Even worse, these trite homilies devalue the currency of the fairy-tale. All the darkness, danger and delirium of this tradition (which, in recent years, has excited writers such as Angela Carter and A S Byatt) is washed away in a tide of schmaltz. At least we have an antidote to hand.

Any reader who wants a taste of the bitter-sweet sources of the European folk story can now consult a terrific new edition of Jacob and Wilhelm Grimm's Selected Tales (Oxford World's Classics, £8.99). Forcefully translated, and brilliantly analysed, by Joyce Crick, these 82 tales plunge us back into the puzzling, bizarre and often hideously cruel forests of rural, feudal Germany. In this pre-Disney killing-ground, where luck, force and guile rule, the belly of the wolf in "Little Redcap" is sewn with stones, the false wife in "The Goose Girl" shut in "a barrel barbed inside with nails" and dragged by white horses, and the wicked queen in "Snow-White" "forced to put her feet into the red-hot shoes and dance until she fell to the ground dead".

Crick shows that a tension between respect for the savagery of the original tales and the milder conventions of the bourgeois nursery dates back to the first edition in 1812. Her robustly readable versions convey all the shocking strangeness of this world. I would recommend one, above all, to any plutocratic pop star with a yen for holiness - and there seem to be a bunch of them around.

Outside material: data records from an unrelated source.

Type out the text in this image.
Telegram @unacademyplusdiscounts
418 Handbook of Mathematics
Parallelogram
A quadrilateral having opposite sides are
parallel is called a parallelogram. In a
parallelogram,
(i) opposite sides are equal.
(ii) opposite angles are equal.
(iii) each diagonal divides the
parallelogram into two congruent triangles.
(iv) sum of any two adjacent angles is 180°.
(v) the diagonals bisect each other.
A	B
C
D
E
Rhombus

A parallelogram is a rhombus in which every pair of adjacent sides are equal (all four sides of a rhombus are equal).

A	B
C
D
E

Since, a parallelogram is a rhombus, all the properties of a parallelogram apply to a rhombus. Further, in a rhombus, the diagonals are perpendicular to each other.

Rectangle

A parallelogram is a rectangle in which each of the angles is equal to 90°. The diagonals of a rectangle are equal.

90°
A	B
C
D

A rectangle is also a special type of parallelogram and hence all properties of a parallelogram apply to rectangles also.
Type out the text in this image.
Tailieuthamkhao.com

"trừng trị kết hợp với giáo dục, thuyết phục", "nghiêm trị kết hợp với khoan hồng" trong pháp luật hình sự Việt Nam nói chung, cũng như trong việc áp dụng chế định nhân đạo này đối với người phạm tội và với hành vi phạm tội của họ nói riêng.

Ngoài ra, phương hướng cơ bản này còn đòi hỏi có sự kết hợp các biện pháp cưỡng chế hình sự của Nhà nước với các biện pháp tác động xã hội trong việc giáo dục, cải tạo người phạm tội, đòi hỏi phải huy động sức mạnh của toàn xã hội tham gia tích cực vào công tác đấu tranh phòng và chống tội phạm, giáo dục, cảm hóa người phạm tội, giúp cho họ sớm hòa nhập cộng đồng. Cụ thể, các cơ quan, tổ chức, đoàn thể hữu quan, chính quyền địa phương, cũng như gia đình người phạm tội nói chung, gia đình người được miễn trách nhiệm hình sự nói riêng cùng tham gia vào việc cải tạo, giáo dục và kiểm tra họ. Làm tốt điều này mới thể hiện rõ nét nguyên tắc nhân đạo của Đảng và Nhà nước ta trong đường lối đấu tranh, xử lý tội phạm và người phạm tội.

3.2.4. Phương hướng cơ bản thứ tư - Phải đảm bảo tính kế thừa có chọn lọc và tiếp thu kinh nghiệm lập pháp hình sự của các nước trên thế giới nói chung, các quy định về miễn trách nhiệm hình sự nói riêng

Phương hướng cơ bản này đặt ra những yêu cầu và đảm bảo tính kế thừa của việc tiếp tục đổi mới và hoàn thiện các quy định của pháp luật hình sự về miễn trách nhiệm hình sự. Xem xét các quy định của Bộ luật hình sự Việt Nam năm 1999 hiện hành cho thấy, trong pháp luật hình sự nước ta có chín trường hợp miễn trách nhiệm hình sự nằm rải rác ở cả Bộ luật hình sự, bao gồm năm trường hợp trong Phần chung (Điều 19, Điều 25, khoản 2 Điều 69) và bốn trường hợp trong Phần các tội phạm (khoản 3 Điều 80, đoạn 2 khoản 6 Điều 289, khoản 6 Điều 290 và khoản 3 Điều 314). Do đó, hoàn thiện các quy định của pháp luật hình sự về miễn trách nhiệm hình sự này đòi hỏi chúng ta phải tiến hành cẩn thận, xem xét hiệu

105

In "The Tale of the Fisherman and his Wife", the hyper-ambitious heroine snaffles the cottage, the palace, the kingdom, the empire, even the Papacy itself, from the magic flounder. He has no quarrel with this extremely material girl. It's only when she wants "to become like God" that the wish-granting fish sends her smartly back to the squalid "piss-pot" where it all began.